Valeria D. Kleiman
Assistant Professor of Chemistry

Department of Chemistry
University of Florida

VOICE: (352) 392-4656

EMAIL: kleiman@chem.ufl.edu

HOMEPAGE: http://www.chem.ufl.edu/~kleiman/

Research Interests

Ultrafast Spectroscopy
The processes of interest occur very fast (10-15-10-10sec). These events are triggered by the absorption of energy from a laser pulse. After excitation, the systems can undergo several changes, involving redistribution of the energy, lose of coherence, formation of intermediates, etc. The evolution of those changes provides useful information to understand the light-matter interactions. Since the temporal evolutions are extremely fast, it is necessary to probe the system in time-scales faster that the times it takes them to evolve.

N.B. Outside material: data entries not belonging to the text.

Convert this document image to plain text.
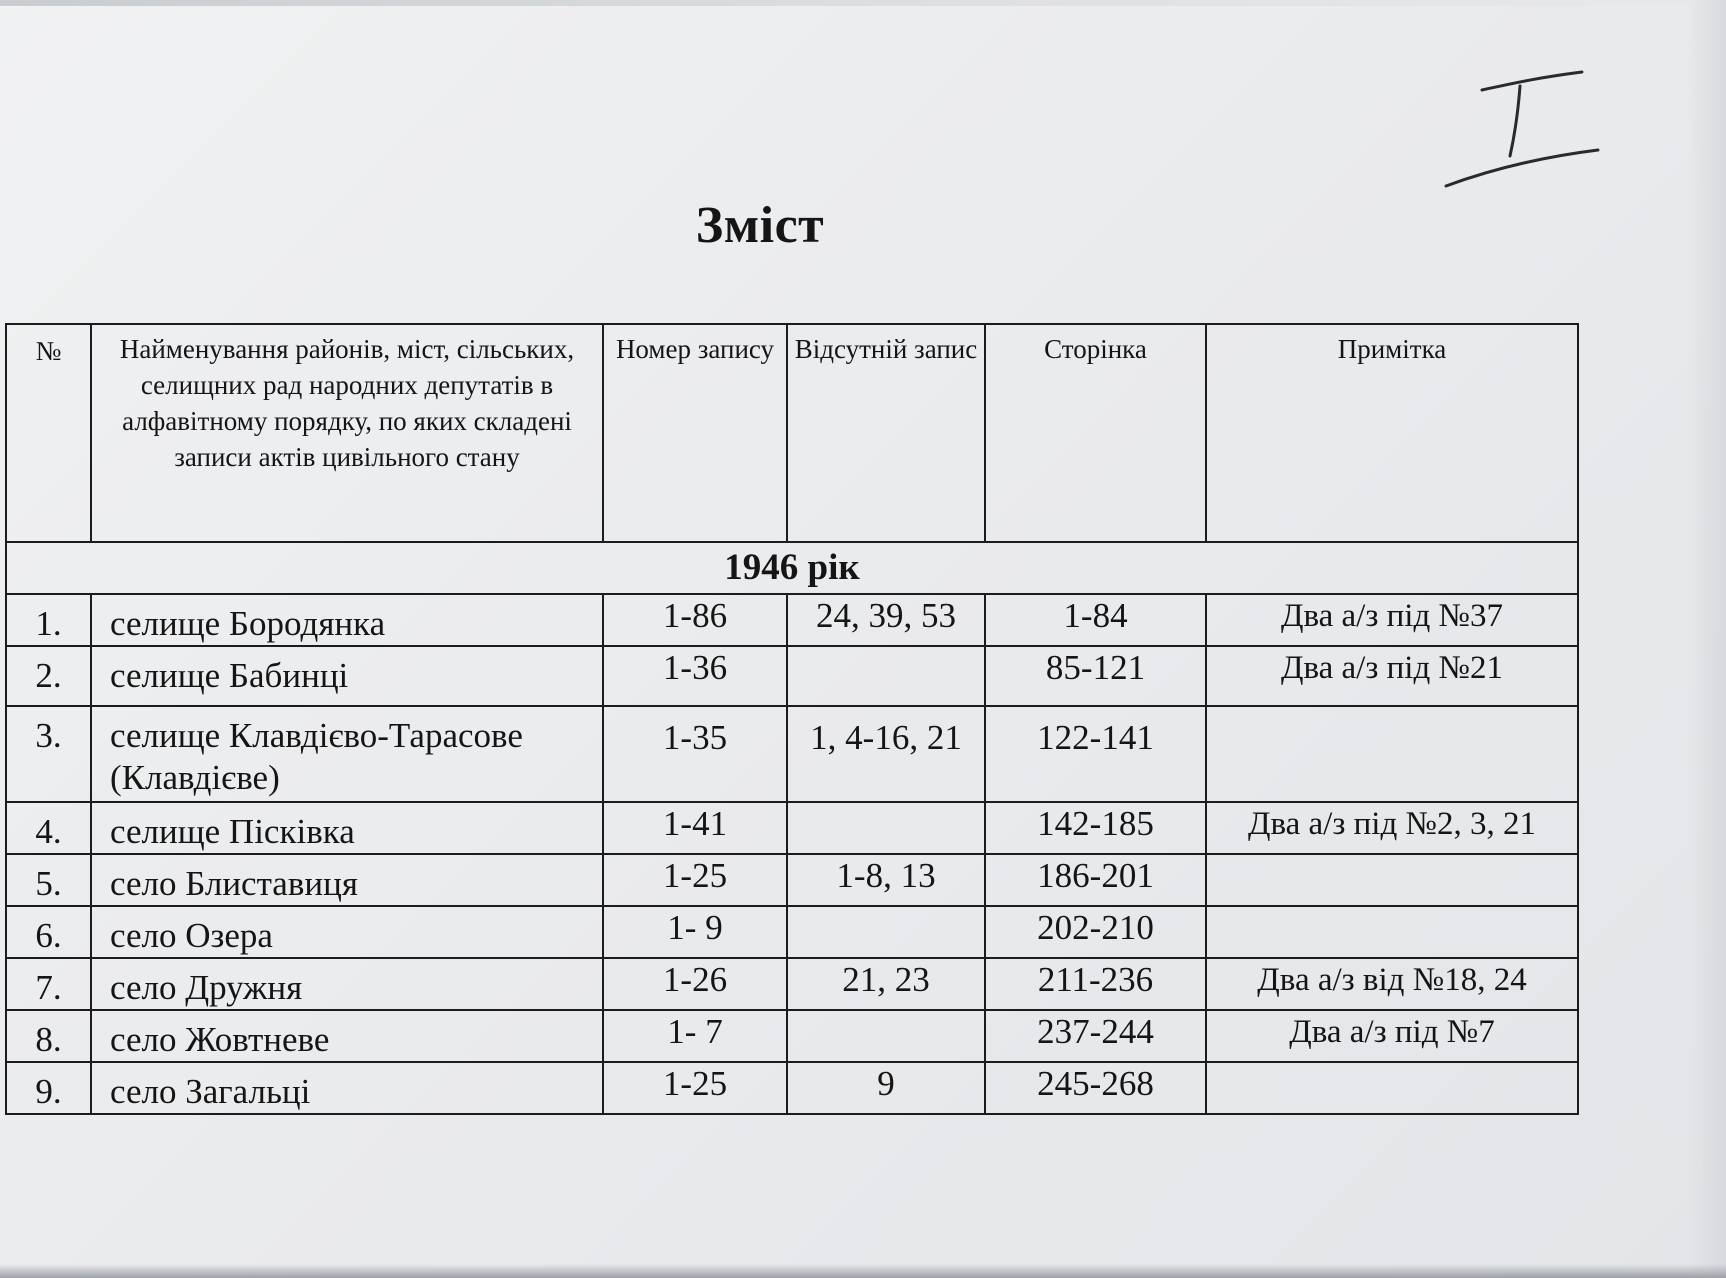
Зміст
№	Найменування районів, міст, сільських, селищних рад народних депутатів в алфавітному порядку, по яких складені записи актів цивільного стану	Номер запису	Відсутній запис	Сторінка	Примітка
1946 рік					
1.	селище Бородянка	1-86	24, 39, 53	1-84	Два а/з під №37
2.	селище Бабинці	1-36		85-121	Два а/з під №21
3.	селище Клавдієво-Тарасове (Клавдієве)	1-35	1, 4-16, 21	122-141	
4.	селище Пісківка	1-41		142-185	Два а/з під №2, 3, 21
5.	село Блиставиця	1-25	1-8, 13	186-201	
6.	село Озера	1- 9		202-210	
7.	село Дружня	1-26	21, 23	211-236	Два а/з від №18, 24
8.	село Жовтневе	1- 7		237-244	Два а/з під №7
9.	село Загальці	1-25	9	245-268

In general, ultrafast spectroscopy techniques involve an initial step (excitation by a short laser pulse) followed by the probing of the evolution of an optical transition (through absorption, scattering or photoluminescence) . To probe the evolution of a fast process we utilize techniques equivalent to the stroboscopic method develop by Harold "Doc" Edgerton.

Conjugated polymers
New materials with novel photophysical properties are crucial for developing revolutionary molecular-photonic and -electronic components. Over the past two decades, conjugated polymers have emerged as materials exhibiting valuable properties in optical sensing, energy transport, and light harvesting. Understanding the optical properties of these materials depends primarily on the investigation of energy and charge transfer mechanisms. Our research is focused on the study of poly-conjugated molecules and their photo-physical properties. The goal is to understand novel properties arising not from the accumulation of single units, but those that derive from the macromolecule as a whole. Central to the project is the use of ultrafast spectroscopy to study energy transport in conjugated polymers whose electronic and optical properties can be chemically controlled at the molecular level.

We concentrate our efforts in the areas of energy transfer and storage, and the search for non-linear properties that can yield new materials for IR sensors, artificial antennae, and energy conversion. This objective will be achieved by research of energy-transport and intra- and inter-chain exciton migration mechanisms in linear (ionic polymers) and dendrimer-like molecules.